はじめまして、Gaudiyでアナリティクスエンジニア(副業)をしているkuwakenです。

Gaudiyでは現在、データの民主化を進めていますが、その過程でSQLを書く手間や負担、新しいBizメンバーのオンボーディングなどの面で、課題が生じていました。

今回は、その課題を解決するために導入した、dbt Semantic LayerSteepという2つのデータ系プロダクトに関するお話をします。

1. dbt Semantic Layerの導入背景

Gaudiyでは、Gaudiy Fanlinkというファンコミュニティプラットフォームを開発・提供しており、ビジネスサイドのメンバーもデータの抽出や分析を自ら行える環境づくりに取り組んできました。

その「データの民主化」を推進する過程で、以下のような課題に直面していました。

  1. SQLの手間と負担: チームメンバーはSQLを書くスキルを持っているものの、データ自体のドメイン知識を定着させるのに苦労しており、ちょっとしたクエリの修正や新規作成には時間がかかりがちでした。また、これをレビューしてもらうのは心理的な負担も伴っていました。

  2. Bizメンバーのサポート: 新しく入ったビジネスサイドのメンバーが、自分たちで迅速にデータを集計・分析できる環境が必要でしたが、現状の仕組みでは、データの抽出や分析に専門知識が必要で、自立してデータを扱うことが難しくなっていました。

これらの課題を解決するため、私たちはセマンティックレイヤーの導入を検討開始しました。

詳細は割愛しますが、この分野は老舗ではLookerがあったり、最近ではファーストパーティのこのような情報もあったり、話題を耳にすることが多いです。

Gaudiyでは、BigQuery + dbt Cloudという構成であったため、dbt Semantic Layerを導入することにしました。

2. Steep導入の決定理由

次に、BIツールについてです。そもそも私が「Steep」というBIツールをはじめて知ったのは、確かこちらの記事だったと記憶しています。

本プロジェクトの比較検討フェーズにおいて他のBIも検討しましたが、Steep導入を決定した理由は、以下の4つです。

  1. モダンなUIと使いやすい操作性
  2. スマホアプリによる場所を選ばないデータ分析
  3. dbt Semantic Layerとの連携によるスムーズなデータ連携
  4. リーズナブルな価格

ただ、新しいものであるがゆえに、導入フェーズではいくつかの課題にも直面しました。

  • セットアップ時に、dbt Cloudのus1リージョンを選択できなかった
  • 値が存在しない日にもグラフが表示され、誤った傾向を示してしまう
  • dbt側のMetricsでfilterを指定すると、Steepが発行するSQLに構文エラーが発生してしまうことがある(原因調査中)etc...

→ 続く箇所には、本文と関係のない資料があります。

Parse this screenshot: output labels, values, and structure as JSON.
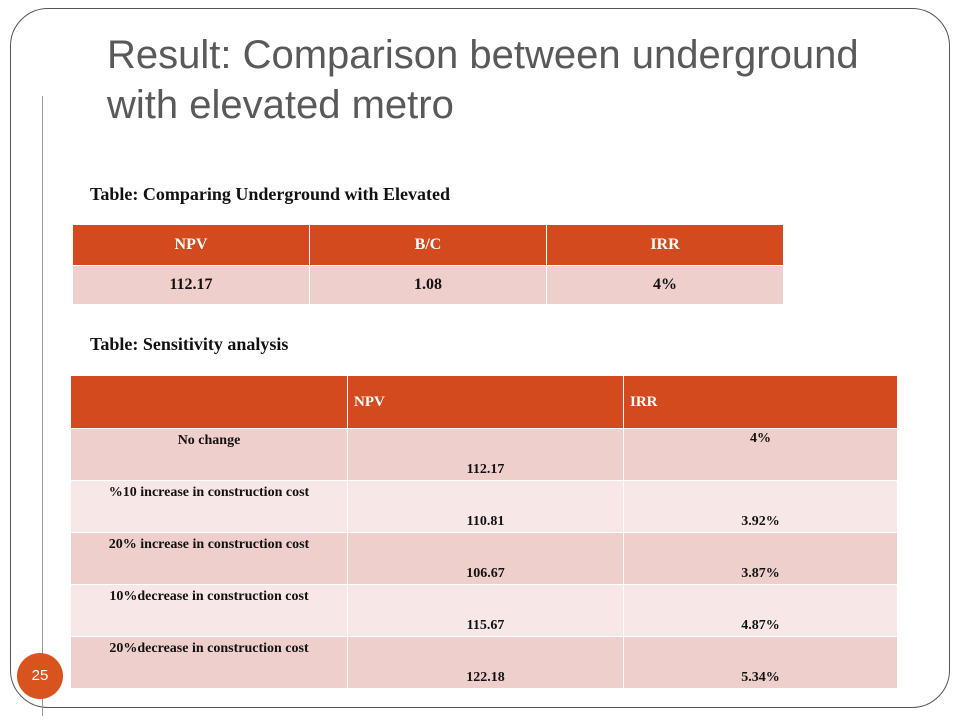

しかし、このようなバグレポートに対し、早いものでは即日対応してもらえたりするところは、やはり新興ツールならではのメリットだと思いました。一緒に製品を良くしていきたいというスタンスでいます。

3. dbt Semantic Layerに関するナレッジ

基本的にdbt Labsが提唱しているベストプラクティスにしたがって構築しましたが、実際にやってみてポイントだなと思った点をいくつかご紹介します。

3-1. ディレクトリ構造

dbtでセマンティックレイヤーを構築するには、semantic_models(measure, dimension)とmetricsをYAMLファイル内で定義する必要があります。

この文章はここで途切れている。